Godfrey Muganda, un habitant du village de Kyetume, dit qu’il a dû attendre quatre ans avant d’être indemnisé pour les 9 acres de son terrain où passera l’oléoduc. Sa rémunération a été versée en 2022. Il a été payé pour les arbres et la terre, mais pas pour la destruction de l’habitat. Il possède deux kraals à bétail à proximité d’une zone réservée à l’EACOP, et ceux-ci n’ont pas été prévus lors de l’évaluation de l’indemnisation. Il affirme également que même si la zone où passera l’oléoduc l’empêchera d’accéder à certains points d’eau pour ses animaux, il n’a pas été indemnisé pour cela.

Livingstone Sewanyana, directeur exécutif de la Foundation for Human Rights Initiative, une organisation non gouvernementale, a déclaré qu’ils s’étaient engagés auprès de Total Energies et d’autres parties prenantes au sujet de l’indemnisation. Total Energies est l’un des actionnaires d’EACOP.

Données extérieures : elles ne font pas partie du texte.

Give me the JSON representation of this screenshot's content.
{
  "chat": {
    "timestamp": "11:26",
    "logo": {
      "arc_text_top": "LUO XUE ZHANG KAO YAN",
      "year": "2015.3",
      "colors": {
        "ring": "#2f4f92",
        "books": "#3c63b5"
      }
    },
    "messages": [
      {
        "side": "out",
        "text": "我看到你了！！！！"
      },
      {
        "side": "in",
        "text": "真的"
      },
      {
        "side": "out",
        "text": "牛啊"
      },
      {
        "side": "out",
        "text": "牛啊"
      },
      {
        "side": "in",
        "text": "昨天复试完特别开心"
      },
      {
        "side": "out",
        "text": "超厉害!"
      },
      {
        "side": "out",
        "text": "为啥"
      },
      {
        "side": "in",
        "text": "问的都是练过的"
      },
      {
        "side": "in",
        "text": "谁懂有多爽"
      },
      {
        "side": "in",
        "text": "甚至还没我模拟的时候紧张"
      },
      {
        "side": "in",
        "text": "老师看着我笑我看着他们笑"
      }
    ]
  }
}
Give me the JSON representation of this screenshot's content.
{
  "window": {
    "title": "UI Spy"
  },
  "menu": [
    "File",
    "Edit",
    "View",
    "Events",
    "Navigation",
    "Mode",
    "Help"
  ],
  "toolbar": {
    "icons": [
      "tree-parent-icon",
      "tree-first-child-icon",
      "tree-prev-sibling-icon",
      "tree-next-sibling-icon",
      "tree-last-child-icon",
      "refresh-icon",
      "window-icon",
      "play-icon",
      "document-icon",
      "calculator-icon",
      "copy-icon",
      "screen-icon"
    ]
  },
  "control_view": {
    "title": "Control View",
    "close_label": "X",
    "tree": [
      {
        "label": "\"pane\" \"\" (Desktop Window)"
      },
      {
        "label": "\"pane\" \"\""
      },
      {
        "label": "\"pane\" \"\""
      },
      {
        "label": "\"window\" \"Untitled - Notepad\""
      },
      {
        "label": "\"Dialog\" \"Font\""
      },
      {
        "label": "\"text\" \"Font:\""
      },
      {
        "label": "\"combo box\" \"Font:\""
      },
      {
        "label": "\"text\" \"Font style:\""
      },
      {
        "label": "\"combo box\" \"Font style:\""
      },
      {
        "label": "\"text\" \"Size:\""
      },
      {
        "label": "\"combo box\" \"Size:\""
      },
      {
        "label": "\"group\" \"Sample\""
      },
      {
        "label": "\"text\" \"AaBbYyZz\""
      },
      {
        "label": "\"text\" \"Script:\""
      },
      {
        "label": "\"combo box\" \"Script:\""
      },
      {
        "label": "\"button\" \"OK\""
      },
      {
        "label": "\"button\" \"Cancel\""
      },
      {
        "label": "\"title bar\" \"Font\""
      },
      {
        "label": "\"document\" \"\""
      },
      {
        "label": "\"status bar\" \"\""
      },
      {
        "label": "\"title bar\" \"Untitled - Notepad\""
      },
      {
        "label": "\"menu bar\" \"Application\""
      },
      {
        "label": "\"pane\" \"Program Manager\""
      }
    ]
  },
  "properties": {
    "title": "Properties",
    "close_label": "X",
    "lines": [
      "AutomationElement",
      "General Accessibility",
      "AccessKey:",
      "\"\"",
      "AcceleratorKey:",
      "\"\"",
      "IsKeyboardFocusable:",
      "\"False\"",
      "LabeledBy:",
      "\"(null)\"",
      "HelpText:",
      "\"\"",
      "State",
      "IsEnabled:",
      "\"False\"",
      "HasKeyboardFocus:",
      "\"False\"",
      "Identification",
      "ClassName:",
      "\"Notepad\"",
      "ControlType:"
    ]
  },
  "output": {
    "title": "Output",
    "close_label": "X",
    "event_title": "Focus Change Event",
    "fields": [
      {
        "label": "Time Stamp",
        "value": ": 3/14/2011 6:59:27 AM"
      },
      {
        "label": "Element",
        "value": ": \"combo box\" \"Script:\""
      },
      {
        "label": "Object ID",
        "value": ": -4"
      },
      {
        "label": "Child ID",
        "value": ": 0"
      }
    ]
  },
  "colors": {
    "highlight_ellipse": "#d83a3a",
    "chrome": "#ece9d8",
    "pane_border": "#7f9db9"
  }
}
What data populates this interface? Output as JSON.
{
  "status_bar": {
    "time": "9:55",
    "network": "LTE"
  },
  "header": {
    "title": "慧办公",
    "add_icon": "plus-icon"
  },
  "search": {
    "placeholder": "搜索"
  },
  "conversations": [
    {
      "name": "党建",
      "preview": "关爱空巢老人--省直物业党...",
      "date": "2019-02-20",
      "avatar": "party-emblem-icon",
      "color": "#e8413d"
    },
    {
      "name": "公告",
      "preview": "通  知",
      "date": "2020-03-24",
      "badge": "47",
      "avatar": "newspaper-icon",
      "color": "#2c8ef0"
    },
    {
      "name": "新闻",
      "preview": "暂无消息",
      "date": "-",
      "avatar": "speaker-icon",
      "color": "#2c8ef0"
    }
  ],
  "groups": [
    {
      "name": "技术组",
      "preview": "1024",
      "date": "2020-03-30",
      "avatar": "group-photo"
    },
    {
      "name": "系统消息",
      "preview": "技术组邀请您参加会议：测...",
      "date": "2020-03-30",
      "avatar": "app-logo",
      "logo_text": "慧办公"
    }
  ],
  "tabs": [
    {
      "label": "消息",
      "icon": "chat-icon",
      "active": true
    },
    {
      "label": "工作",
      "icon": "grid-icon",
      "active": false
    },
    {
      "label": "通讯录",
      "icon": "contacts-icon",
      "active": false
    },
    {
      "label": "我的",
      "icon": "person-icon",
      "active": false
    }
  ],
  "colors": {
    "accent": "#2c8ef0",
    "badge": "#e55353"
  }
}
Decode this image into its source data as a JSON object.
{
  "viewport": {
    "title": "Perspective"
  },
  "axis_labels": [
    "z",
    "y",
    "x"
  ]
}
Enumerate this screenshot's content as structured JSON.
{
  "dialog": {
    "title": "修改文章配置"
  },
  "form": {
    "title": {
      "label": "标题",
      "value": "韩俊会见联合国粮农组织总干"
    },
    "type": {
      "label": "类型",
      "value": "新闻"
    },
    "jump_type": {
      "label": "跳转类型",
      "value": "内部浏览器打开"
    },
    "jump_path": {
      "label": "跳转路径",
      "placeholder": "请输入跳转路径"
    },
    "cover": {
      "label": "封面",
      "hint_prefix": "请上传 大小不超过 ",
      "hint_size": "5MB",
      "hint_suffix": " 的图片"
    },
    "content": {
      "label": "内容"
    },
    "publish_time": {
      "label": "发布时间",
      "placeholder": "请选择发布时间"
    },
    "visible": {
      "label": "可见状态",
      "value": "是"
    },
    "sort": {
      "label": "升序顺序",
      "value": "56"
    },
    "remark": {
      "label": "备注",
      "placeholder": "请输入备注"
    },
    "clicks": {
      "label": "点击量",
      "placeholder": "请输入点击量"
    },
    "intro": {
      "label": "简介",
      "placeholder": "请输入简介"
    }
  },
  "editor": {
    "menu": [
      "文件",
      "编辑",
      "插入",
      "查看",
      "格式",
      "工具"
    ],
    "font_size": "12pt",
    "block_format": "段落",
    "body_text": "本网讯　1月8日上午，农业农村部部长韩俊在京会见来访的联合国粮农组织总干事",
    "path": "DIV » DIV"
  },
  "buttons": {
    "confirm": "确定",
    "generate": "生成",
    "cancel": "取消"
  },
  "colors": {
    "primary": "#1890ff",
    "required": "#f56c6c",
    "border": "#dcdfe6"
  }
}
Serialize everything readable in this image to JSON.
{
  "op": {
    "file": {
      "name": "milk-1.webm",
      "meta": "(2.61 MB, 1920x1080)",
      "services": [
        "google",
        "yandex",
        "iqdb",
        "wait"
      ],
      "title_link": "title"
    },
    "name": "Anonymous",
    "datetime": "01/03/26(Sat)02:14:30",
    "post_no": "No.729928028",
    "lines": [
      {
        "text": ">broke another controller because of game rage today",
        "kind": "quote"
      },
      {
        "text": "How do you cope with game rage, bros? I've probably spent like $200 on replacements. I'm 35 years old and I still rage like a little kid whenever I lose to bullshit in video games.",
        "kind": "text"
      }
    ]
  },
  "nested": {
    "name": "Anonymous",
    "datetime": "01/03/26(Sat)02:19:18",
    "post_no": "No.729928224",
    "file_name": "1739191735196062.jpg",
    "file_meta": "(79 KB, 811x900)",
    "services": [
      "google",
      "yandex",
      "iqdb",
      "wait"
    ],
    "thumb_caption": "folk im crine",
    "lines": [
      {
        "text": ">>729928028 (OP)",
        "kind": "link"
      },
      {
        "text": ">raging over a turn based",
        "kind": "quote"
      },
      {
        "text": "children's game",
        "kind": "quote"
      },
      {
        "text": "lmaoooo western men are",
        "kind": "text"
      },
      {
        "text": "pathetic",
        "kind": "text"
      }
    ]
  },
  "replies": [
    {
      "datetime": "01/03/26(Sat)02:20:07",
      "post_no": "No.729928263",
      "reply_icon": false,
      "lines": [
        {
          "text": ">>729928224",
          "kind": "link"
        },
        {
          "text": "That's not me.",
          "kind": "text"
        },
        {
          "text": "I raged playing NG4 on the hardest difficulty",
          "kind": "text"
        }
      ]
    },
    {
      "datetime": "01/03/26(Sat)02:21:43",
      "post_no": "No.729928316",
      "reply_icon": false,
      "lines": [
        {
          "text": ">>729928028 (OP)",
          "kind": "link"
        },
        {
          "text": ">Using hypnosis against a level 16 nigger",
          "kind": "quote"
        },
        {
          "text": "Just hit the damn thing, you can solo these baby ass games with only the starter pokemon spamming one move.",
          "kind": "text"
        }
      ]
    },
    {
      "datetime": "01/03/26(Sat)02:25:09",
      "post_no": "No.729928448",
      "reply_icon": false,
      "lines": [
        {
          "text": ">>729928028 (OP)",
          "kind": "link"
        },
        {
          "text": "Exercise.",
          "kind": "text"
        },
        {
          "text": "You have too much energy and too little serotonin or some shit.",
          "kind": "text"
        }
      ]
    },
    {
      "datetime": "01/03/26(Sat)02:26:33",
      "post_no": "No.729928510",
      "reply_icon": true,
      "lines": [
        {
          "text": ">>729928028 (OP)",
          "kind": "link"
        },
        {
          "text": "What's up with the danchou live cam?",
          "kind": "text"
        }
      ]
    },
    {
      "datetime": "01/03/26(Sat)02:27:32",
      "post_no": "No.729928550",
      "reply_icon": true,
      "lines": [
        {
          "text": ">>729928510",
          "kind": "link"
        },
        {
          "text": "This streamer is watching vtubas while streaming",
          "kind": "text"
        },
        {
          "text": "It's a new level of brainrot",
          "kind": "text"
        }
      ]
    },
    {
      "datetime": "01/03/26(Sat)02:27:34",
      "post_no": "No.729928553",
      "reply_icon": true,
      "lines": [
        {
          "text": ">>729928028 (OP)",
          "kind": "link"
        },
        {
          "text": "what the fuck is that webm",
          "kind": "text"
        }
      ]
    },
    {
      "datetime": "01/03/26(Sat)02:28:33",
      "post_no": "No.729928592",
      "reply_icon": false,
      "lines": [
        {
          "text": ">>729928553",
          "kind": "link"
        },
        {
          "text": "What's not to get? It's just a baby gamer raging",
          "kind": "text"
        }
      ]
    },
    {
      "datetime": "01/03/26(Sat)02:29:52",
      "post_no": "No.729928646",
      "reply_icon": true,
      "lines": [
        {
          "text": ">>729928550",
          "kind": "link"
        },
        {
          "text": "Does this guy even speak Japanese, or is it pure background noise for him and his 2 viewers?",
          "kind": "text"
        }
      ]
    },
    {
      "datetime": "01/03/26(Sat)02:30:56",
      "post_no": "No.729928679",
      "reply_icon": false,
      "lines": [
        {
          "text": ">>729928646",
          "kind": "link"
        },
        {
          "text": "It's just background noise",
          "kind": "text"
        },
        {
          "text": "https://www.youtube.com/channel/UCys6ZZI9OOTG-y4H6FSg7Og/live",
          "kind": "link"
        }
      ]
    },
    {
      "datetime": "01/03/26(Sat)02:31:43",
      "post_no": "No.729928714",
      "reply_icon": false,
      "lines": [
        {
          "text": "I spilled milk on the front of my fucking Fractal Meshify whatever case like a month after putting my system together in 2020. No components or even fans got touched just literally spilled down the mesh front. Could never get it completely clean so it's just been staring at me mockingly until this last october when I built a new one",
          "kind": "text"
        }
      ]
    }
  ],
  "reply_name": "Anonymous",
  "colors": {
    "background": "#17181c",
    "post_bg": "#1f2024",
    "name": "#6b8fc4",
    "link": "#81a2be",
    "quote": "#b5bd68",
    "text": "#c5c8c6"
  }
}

Stéphanie Platat, responsable de la communication chez Total Energies, affirme que des mesures ont été prises pour répondre aux inquiétudes. « Nous cherchons à promouvoir le dialogue et les échanges avec les défenseurs des droits de l’homme et avons réalisé une étude d’impact sur les droits de l’homme. Des plans d’action ont été mis en place et nous avons publié des politiques à cet effet. En octobre 2022, Total Energies a organisé une visite de terrain avec des ONG afin qu’elles puissent découvrir ce qui se passe dans la région, accéder à l’information et mieux soutenir le travail des ONG. Elle indique également que des webinaires ont été organisés avec des ONG « pour discuter des questions soulevées telles que les droits de l’homme, l’égalité des sexes, l’acquisition de terres et la transparence, entre autres ».

Sewanyana souligne les difficultés d’apaiser les différents PAP qui sont tous touchés de différentes manières. « Ce qui constitue une rémunération équitable est relatif », dit-il. « Qu’en est-il de la perturbation de leur mode de vie ? Certains sont pêcheurs, éleveurs ou agriculteurs.